Rabbi Yeshayahu Pinto (photo credit: Wikimedia Commons)
Rabbi Yeshayahu Pinto
(photo credit: Wikimedia Commons)
One day after Attorney- General Yehuda Weinstein announced that Rabbi Yoshiyahu Yosef Pinto will be indicted for trying to bribe the head of the police’s National Fraud Squad, the embattled cleric sent a letter to his disciples proclaiming his innocence and vowing to be exonerated.
“We, the Jewish people, the children of Abraham our father and the father of our nation, were meant to experience 10 existential episodes in our lives,” the rabbi wrote.
“Life provides us with endless experiences, some of them existential, others daily occurrences that accompany us every step along the way.”
“Every Jew, just like Abraham, is forced to deal in his or her life with 10 such instances,” he wrote. “These are extremely difficult experiences, but whoever deals with them is rewarded handsomely.”
“I would rather that this difficult hour in which we are left to explain the hardships faced by me and our family did not arrive, but the time will come when we will tell our story and it will be preserved for generations,” Pinto wrote.

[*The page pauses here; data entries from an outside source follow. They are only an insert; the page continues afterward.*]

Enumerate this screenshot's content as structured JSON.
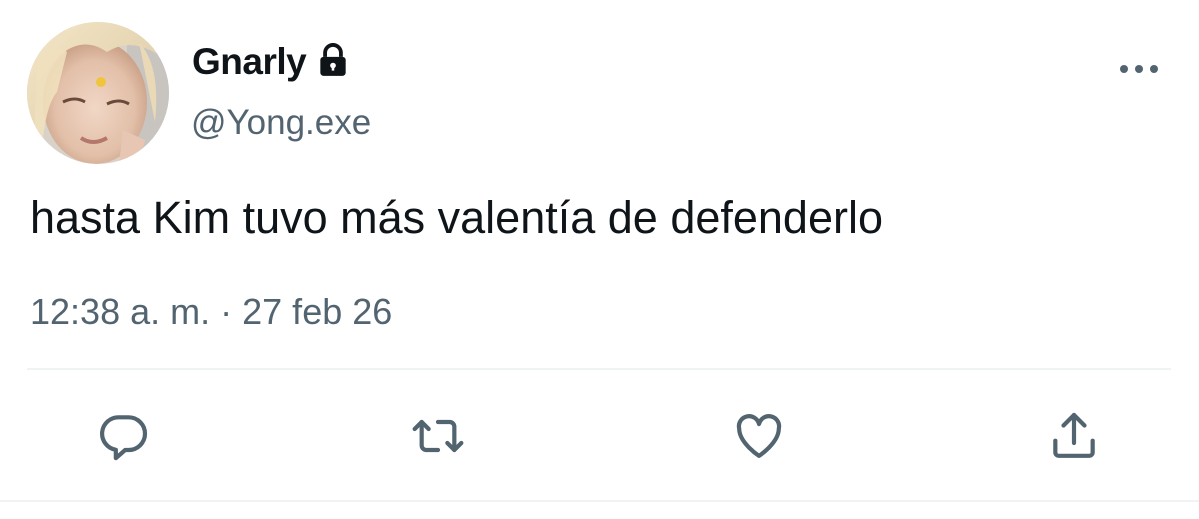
{
  "user": {
    "display_name": "Gnarly",
    "handle": "@Yong.exe",
    "protected_icon": "lock-icon",
    "avatar": "profile photo"
  },
  "tweet": {
    "text": "hasta Kim tuvo más valentía de defenderlo",
    "time": "12:38 a. m.",
    "separator": "·",
    "date": "27 feb 26"
  },
  "actions": [
    {
      "name": "reply",
      "icon": "reply-icon"
    },
    {
      "name": "retweet",
      "icon": "retweet-icon"
    },
    {
      "name": "like",
      "icon": "heart-icon"
    },
    {
      "name": "share",
      "icon": "share-icon"
    }
  ],
  "more_menu_icon": "more-icon",
  "colors": {
    "text_primary": "#0f1419",
    "text_secondary": "#536471",
    "divider": "#eff3f4"
  }
}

“We are certain that all of the vicious rumors swirling around us will not harm a hair on our head, and we will emerge from this stronger and more empowered,” Pinto wrote.
Weinstein determined that there was enough evidence to prosecute Pinto on allegations that he bribed Dep.-Ch. Ephraim Bracha, who heads the National Fraud Squad.
The basic allegations in the statement, are that Pinto tried to bribe Bracha with $200,000 to get information from him about a criminal investigation into the Hazon Yeshaya charity foundation run by Pinto.